It’s been a few years since SpicyIP first started tracking IPRS and its illegal exploits. Today, we’re rather pleased to announce that the notorious extortionists-cum-serial scamsters have finally, FINALLY, been cornered, and justice to the hundreds of rights-holders defrauded out of their money is fast approaching.
On 11th September, the Supreme Court dismissed the Special Leave Petition in IPRS v. Union of India (covered here), filed by IPRS in the hope of getting the order passed against them by the Bombay HC – permitting the Government to undertake a long-due investigation into IPRS’ affairs – overturned.
IPRS has had a jolly good time so far, donning the role of a copyright society when convenient, and feigning amazement at the very possibility that it should be called one, shortly thereafter. We’ve had a number of posts on the blog tearing into IPRS’ abominable antics (most of them by one of our former bloggers, Prashant Reddy), ranging from hounding crores of rupees in royalties and failing to distribute the same amongst members (here and here), illegally transferring to PPL the rights to collect ringtone royalties (here and here) to suspicions of collusive litigation (here) and gross mismanagement of IPRS’ internal affairs (here, here and here) – all of which Prashant had earlier put together in a summary post to make for an easier read.
Most importantly, Prashant documented the Copyright Office’s tragic goof-ups whilst ensuring IPRS’ compliance with the registration process that were responsible for IPRS’ faulty registration as a copyright society back in 1996, and covered these blunders here, here and here.
Here’s a brief background – on 27 February 2014, the Government passed an order to institute an enquiry officer to look into IPRS’ alleged irregularities in accordance with the provisions in the Copyright Act, 1957 and Copyright Rules, 2013 pursuant to the issue of two show cause notices to the society based on multiple complaints filed by prominent music composers and lyricists. Justice Mukul Mudgal was consequently appointed as enquiry officer, who then appointed Justice Prabha Sridevan as consultant in the matter.
Perhaps it was fear that led IPRS to file a writ petition before the Bombay HC opposing the order – the secrets and lies that they’d been thriving on thus far looked like they were on their way to being called out. IPRS contended that Justice Mudgal, former Chief Justice of the Punjab and Haryana High Court was not eligible to be appointed as an enquiry officer because this violated the provisions of the Copyright Act which stated that only persons above the rank of Deputy Secretary to the Government of India could be appointed for the purpose of the enquiry. Justice Mudgal and Justice Sridevan both went on to resign from their respective posts consequently.

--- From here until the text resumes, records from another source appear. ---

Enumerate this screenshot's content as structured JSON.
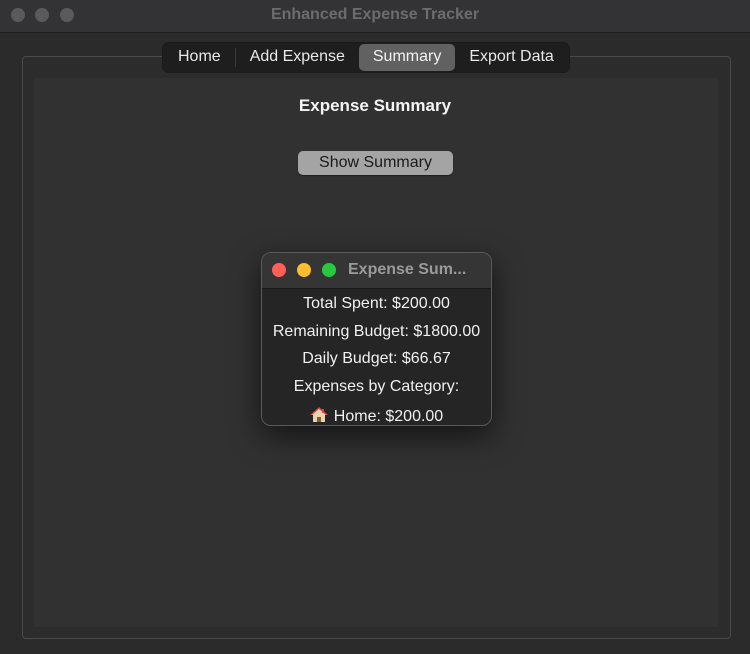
{
  "window": {
    "title": "Enhanced Expense Tracker"
  },
  "tabs": [
    {
      "label": "Home"
    },
    {
      "label": "Add Expense"
    },
    {
      "label": "Summary"
    },
    {
      "label": "Export Data"
    }
  ],
  "summary_page": {
    "heading": "Expense Summary",
    "show_button_label": "Show Summary"
  },
  "popup": {
    "title": "Expense Sum...",
    "total_spent": "Total Spent: $200.00",
    "remaining_budget": "Remaining Budget: $1800.00",
    "daily_budget": "Daily Budget: $66.67",
    "category_header": "Expenses by Category:",
    "category_home": "Home: $200.00",
    "category_icon": "house-icon"
  },
  "colors": {
    "traffic_red": "#ff5f57",
    "traffic_yellow": "#febc2e",
    "traffic_green": "#28c840",
    "selected_tab": "#616161"
  }
}
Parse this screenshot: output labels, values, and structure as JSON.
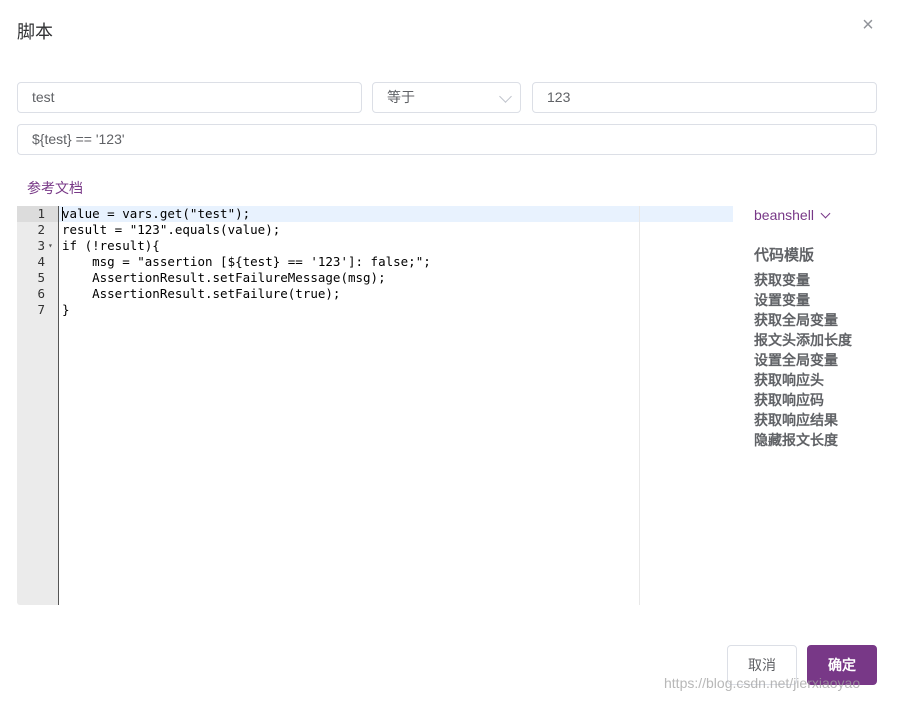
{
  "dialog": {
    "title": "脚本",
    "close_glyph": "×",
    "close_icon": "close-icon"
  },
  "condition": {
    "variable": {
      "value": "test"
    },
    "operator": {
      "value": "等于"
    },
    "expected": {
      "value": "123"
    },
    "expression": {
      "value": "${test} == '123'"
    }
  },
  "doc_link": "参考文档",
  "editor": {
    "line_numbers": [
      "1",
      "2",
      "3",
      "4",
      "5",
      "6",
      "7"
    ],
    "lines": [
      "value = vars.get(\"test\");",
      "result = \"123\".equals(value);",
      "if (!result){",
      "    msg = \"assertion [${test} == '123']: false;\";",
      "    AssertionResult.setFailureMessage(msg);",
      "    AssertionResult.setFailure(true);",
      "}"
    ],
    "fold_glyph": "▾"
  },
  "language": {
    "selected": "beanshell"
  },
  "templates": {
    "title": "代码模版",
    "items": [
      "获取变量",
      "设置变量",
      "获取全局变量",
      "报文头添加长度",
      "设置全局变量",
      "获取响应头",
      "获取响应码",
      "获取响应结果",
      "隐藏报文长度"
    ]
  },
  "footer": {
    "cancel_label": "取消",
    "confirm_label": "确定"
  },
  "watermark": "https://blog.csdn.net/jierxiaoyao",
  "colors": {
    "accent": "#783887",
    "active_line": "#e8f2fe",
    "gutter": "#ebebeb"
  }
}
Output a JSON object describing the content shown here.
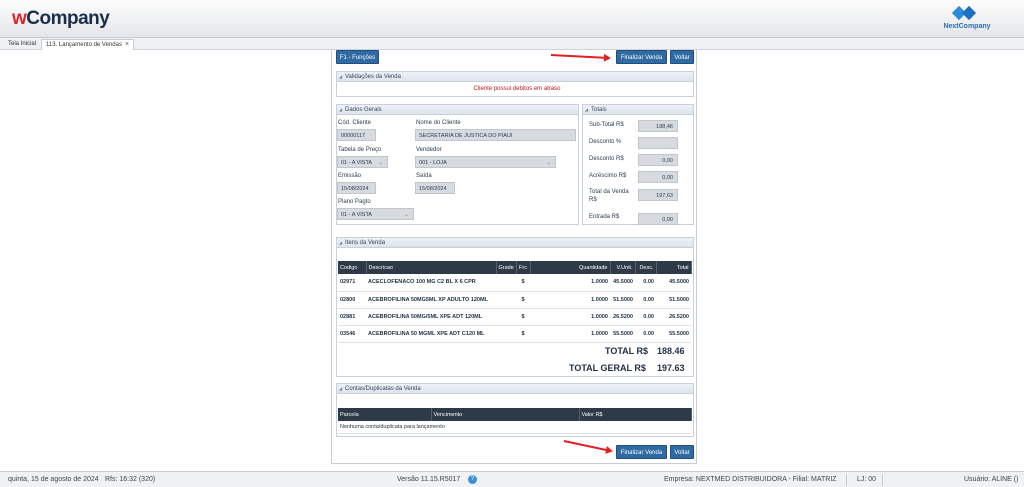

As Prashant eloquently put it, following the 2012 amendments to the Copyright Act, copyright societies were required to re-register themselves – while IPRS did apply, it withdrew the application on 2nd June 2014. IPRS contended that since it failed to re-register as a copyright society, the order was inapplicable as it was passed on the very presumption that IPRS still continued to remain a copyright society – this, despite the fact that IPRS had verified that it still was a copyright society on 23 April 2014 in a suit filed before the Delhi HC. The Bombay HC, accepting the respondent’s submission that the irregularities that IPRS was accused of had occurred during its term as a copyright society, stated that IPRS had not approached them with clean hands. The Court held that the Central Government was well within its jurisdiction to have prima facie deemed it necessary appoint an enquiry officer to look into IPRS’ alleged irregularities, and dismissed the suit on grounds of lack of merit.
With the SC’s dismissal of IPRS’ Special Leave Petition, IPRS has exhausted all its available legal options in its mad pursuit to shed the company and its shady affairs from being probed into. The time for the Government to truly take things into its own hands has finally arrived, and we’re eager to know the outcome. We’re expecting to see the Ministry of HRD appoint another Enquiry Officer soon, and bring some clarity on the entire question of the legitimacy of IPRS’ existence and its manner of functioning, at once.